It only matters what works for you.

Another new doctor

I’m very fortunate my insurance lets me pick from a wide array of doctors. In April the doctor I’ve had a good relationship with decided to step back from practice for a while to spend more time with her young children. Good for her. But that meant I had to go doctor shopping again. Always difficult.

My first attempt was a complete failure. I thought maybe I’d do better with someone trained outside the US. The use some different approaches. That could be good. Nope. He was all about the weight loss drugs, and he didn’t listen. I mean he really didn’t listen. I had to remind him twice what my dosage of metformin was, and then he wrote the script wrong anyway. And it took 2 emails and phone call just to get the right dose. He wasn’t disputing the amount I was taking, we just failed utterly at communicating.

But the, I got really lucky. There is a doctors office super close to me. I drove past it every day for 2 years and never even knew it was there. I have no idea how none of the doctors from that practice ever showed up in a search.

So now I have an amazing new doctor. And my husband really likes her too.

When I went in for our new patient  appointment, instead of presenting a written synopsis of my medical history, I just said “So, you’re tuning into this game at half time. What do you want to know?” I think this worked really well to help set new expectations, for both of us. For quite a while I’ve been pretty aggressive with my doctors. I mean, the medical profession, as a general rule, hasn’t really been in my corner. So I think I’ve been adversarial in my interactions with them.
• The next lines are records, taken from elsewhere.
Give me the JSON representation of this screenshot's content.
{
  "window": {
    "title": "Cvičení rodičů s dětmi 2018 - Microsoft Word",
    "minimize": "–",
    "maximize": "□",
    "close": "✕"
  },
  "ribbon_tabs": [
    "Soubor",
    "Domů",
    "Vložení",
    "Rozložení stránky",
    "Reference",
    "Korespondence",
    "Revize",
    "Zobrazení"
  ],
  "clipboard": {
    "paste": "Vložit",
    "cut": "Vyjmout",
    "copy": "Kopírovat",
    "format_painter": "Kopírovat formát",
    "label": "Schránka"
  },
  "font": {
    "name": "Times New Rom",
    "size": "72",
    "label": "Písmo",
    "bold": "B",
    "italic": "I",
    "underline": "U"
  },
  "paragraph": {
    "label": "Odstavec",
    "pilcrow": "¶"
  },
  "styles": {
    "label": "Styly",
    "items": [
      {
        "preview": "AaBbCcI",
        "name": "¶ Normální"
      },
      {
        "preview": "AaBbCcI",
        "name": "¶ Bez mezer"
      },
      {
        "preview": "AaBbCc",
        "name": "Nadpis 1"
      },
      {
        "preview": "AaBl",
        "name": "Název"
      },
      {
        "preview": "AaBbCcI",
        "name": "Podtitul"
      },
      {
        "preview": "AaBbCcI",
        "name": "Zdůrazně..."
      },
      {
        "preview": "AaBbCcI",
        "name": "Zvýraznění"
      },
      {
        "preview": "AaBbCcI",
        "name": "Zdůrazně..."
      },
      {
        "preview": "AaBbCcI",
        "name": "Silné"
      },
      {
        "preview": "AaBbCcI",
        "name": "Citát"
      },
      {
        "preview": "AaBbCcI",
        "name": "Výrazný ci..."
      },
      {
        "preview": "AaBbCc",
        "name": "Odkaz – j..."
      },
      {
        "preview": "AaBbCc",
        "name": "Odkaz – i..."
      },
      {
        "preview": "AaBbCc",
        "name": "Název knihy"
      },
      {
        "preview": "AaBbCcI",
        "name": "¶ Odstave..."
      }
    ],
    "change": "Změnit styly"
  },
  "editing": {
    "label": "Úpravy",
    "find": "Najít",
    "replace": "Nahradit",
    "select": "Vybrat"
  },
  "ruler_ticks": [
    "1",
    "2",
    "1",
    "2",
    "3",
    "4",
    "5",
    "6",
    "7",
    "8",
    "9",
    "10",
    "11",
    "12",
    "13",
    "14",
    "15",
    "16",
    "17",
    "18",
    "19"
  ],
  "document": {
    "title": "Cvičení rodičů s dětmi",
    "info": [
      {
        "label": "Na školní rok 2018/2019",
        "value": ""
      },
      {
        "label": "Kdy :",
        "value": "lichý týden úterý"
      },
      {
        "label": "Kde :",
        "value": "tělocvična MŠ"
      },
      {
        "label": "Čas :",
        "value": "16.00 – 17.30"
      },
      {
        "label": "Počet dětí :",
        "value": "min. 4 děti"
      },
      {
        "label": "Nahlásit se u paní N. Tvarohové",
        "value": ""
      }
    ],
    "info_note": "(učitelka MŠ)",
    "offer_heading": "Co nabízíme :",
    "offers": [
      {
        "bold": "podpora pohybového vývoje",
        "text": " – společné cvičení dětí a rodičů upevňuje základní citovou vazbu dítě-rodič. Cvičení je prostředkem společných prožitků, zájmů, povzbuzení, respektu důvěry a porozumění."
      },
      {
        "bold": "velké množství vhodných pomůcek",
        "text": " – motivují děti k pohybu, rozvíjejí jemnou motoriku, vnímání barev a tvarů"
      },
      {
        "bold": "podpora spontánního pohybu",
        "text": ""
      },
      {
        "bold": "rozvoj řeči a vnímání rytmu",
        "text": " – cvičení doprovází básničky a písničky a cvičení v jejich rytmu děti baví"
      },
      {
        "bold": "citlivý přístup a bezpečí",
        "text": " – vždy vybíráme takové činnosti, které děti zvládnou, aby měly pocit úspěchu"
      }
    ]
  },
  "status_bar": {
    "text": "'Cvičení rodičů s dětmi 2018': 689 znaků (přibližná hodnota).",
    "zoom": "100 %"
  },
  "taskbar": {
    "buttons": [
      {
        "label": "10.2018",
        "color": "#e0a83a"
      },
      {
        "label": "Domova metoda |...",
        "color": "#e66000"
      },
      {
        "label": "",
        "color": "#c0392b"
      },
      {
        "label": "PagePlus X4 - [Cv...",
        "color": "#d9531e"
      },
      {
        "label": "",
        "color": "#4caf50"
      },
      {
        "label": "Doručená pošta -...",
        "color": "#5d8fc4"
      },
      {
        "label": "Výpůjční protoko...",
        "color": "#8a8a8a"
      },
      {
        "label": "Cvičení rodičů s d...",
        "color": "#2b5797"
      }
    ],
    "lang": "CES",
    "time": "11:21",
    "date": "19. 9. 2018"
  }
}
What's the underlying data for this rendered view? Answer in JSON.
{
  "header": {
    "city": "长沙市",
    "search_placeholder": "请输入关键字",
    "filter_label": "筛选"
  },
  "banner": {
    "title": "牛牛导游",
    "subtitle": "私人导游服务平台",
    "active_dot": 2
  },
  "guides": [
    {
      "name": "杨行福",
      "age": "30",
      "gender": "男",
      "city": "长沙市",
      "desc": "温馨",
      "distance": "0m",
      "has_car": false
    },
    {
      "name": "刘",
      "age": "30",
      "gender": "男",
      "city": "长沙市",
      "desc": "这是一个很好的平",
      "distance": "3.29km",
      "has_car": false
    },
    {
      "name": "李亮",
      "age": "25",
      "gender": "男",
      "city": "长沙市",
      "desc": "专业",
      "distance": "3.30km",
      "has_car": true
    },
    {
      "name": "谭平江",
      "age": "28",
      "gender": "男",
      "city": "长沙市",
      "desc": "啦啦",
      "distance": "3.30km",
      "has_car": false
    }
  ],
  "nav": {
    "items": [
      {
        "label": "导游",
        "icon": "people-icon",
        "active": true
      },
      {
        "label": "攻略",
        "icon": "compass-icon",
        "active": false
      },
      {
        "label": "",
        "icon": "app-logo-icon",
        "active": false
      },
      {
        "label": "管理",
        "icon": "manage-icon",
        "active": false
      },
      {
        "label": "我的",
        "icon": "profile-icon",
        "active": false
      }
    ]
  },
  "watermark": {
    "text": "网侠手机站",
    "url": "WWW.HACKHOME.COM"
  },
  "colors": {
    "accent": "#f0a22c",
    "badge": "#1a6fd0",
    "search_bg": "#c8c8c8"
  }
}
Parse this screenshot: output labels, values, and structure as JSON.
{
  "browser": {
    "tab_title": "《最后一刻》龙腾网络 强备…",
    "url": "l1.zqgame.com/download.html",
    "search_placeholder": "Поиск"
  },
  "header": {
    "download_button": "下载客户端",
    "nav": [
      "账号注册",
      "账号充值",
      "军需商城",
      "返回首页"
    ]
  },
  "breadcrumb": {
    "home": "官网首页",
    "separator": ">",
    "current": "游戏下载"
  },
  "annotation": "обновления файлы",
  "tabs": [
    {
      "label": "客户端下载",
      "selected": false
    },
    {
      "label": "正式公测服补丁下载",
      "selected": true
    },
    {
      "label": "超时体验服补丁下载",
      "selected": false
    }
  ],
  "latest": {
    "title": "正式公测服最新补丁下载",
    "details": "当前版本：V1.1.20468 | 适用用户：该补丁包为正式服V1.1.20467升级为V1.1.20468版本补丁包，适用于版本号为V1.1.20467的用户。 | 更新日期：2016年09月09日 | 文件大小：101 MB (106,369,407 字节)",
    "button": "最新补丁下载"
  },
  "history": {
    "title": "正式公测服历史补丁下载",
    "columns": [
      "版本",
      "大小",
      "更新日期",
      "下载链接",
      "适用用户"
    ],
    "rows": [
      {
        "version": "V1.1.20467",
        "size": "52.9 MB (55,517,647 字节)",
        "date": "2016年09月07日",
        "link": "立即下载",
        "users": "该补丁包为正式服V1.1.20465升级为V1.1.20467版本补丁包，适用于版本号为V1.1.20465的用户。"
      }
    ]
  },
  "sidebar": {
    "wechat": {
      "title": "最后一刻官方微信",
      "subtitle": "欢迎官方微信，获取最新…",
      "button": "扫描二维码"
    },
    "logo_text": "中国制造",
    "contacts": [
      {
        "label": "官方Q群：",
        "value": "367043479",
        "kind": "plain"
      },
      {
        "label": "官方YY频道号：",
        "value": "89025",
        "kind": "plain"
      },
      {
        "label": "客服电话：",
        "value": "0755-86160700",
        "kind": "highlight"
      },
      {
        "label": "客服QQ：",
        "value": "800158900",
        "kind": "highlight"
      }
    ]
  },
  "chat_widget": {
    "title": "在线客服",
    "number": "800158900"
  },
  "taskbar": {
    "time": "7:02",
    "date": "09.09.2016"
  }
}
Warranted, but now I’m ready for something new and more positive. I thought her questions were good, and I thought her response to my answers was really positive. She didn’t seem at all put off by the explanations, except for the part where I don’t automatically call a doctor when something goes wrong.

I’m hoping that with this new relationship, I can change that.

It’s really hard, and draining, to have health issues and feel that there isn’t anyone you can go to for help. Insurance companies and guidelines have the ones who most want to help hedged in until sometimes they can’t. And there are plenty who just want to shove you in the appropriate box and send you on your way with a prescription.

I’m looking forward to something new.